Pakistan’s economic situation is far from enviable as Islamabad’s tax target for December 2024 is expected to suffer from a colossal shortfall of 80 to 90 billion rupees, according to The News. This shortfall comes despite governmental efforts to boost taxation revenue by expanding the tax net.

 

There is a silver lining in the fact that the Federal Board of Revenue (FBR) is expecting a collection of 70 billion rupees as the deadline for corporate sector returns approaches. According to Geo News, this follows the announcement of the presidential ordinance to levy a staggering 44 per cent tax on banking sector returns.

 

The 44 per cent tax, however, is not as large as it used to be. The maximum rate had been negotiated down from 55 per cent as per an agreement for the tax year 2025.

 

The aforementioned agreement reveals that the FBR could raise a whopping 70 billion rupees from the banking sector, which would allow Islamabad to meet its taxation target.

 

As it stands, the FBR has faced a shortfall of 340 billion rupees in the first five months of the financial year (FY) 2024-25. The gap is the result of Islamabad setting the revenue target at 4.63 trillion rupees, while the FBR was only successful in collecting 4.29 trillion rupees. The numbers represent a revenue shortfall of 7.63 per cent from the targeted amount.

 

With December’s shortfall ranging between 80-90 billion rupees, the overall shortfall will rise by approximately 22.2 per cent. The shortfall in the FBR’s targeted revenue amount might increase to approximately 425 billion rupees, indicating the economy would close its first half of the fiscal year 2024-25 with a large deviation from its target.

 

It is concerning how Pakistan will manage to plug this shortfall in revenue, which is seemingly increasing without bounds.

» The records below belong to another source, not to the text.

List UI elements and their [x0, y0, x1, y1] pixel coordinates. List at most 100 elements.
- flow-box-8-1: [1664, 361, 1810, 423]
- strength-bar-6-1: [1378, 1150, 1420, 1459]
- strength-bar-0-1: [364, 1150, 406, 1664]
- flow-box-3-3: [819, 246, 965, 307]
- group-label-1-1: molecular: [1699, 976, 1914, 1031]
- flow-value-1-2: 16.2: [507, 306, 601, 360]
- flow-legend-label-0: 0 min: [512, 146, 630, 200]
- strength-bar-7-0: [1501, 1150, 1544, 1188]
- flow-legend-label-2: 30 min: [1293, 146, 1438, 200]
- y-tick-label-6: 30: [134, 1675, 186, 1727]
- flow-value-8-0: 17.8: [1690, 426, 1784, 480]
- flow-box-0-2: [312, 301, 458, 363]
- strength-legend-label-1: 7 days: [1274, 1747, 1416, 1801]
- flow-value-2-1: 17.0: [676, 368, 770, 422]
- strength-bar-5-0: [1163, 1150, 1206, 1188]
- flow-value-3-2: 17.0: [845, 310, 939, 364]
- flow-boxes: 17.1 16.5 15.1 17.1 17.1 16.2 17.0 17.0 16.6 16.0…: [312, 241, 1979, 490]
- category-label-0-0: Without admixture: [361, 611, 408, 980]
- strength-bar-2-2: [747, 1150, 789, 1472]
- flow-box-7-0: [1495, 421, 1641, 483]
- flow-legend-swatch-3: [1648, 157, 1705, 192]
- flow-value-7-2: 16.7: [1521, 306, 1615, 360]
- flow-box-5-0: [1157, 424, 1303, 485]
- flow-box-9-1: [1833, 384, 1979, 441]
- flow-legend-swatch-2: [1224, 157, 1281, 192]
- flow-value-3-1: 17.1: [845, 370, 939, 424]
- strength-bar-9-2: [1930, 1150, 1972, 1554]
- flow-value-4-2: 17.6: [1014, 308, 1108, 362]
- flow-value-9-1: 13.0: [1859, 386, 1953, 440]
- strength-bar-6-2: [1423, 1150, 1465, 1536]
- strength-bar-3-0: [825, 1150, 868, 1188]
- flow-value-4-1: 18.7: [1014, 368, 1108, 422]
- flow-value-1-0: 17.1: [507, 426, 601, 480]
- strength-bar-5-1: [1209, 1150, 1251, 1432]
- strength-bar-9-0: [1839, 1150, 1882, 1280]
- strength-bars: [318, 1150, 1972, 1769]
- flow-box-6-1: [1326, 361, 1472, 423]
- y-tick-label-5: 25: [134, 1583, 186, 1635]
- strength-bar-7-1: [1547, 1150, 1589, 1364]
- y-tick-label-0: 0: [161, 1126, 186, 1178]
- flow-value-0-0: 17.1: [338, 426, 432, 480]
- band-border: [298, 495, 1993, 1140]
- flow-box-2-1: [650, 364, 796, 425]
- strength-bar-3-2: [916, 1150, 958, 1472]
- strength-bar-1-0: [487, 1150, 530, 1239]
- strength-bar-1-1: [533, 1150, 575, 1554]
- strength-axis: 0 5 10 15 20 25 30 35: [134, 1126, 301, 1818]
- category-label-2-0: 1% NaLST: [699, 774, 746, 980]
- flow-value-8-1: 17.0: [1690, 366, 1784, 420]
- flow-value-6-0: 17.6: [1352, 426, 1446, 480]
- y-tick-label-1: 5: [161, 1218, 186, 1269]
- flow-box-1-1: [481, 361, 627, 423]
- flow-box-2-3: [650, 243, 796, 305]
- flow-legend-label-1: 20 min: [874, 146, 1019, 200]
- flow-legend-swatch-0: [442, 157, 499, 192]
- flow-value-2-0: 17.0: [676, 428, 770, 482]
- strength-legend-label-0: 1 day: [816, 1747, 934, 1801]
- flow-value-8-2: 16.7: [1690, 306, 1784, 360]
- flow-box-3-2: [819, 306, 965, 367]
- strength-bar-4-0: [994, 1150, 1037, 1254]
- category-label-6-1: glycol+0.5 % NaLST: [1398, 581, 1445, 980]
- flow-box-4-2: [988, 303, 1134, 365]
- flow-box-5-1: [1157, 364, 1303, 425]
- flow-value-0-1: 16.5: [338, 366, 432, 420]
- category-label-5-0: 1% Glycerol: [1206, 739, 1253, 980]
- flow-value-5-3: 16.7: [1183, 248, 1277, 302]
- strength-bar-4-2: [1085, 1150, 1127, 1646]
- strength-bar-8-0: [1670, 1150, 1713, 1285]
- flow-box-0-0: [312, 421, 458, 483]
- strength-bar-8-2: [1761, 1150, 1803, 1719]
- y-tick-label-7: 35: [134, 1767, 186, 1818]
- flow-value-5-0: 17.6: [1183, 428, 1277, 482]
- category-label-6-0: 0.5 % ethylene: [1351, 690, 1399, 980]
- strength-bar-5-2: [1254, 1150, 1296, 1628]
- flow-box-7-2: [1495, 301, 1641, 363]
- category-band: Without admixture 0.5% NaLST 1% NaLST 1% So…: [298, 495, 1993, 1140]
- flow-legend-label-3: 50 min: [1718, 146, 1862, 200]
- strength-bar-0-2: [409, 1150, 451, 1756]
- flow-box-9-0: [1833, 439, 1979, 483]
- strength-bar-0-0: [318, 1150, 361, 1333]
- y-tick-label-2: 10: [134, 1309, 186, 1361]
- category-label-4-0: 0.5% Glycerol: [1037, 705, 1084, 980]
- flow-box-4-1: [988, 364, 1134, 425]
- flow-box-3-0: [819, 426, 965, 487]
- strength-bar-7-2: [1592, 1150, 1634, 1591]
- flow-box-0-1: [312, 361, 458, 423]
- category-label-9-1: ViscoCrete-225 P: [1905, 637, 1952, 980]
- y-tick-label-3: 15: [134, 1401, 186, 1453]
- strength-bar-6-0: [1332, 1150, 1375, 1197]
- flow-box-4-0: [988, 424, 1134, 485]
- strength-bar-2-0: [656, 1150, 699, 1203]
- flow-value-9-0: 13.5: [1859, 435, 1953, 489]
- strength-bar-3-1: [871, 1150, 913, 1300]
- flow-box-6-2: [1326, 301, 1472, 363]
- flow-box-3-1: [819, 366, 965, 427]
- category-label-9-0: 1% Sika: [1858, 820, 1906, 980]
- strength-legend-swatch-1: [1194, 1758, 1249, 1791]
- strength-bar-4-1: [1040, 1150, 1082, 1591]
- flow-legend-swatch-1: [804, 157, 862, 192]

Experts are predicting a potential straining of ties between Islamabad and the International Monetary Fund (IMF) if the government does not implement strict corrective measures.

 

Finance Minister Muhammad Aurangzeb, however, displayed confidence in a public interview earlier when questioned about the shortfall in tax revenue. He further stated that the government is taking the necessary steps to boost taxation levels, which could be an effort to maintain the IMF’s goodwill.

 

Aurangzeb has also expressed great confidence in his claims regarding the IMF’s continued support in the near future. However, with the government lagging behind the revenue target by almost half a trillion rupees, it is difficult to judge if Islamabad can truly meet revenue targets in the future.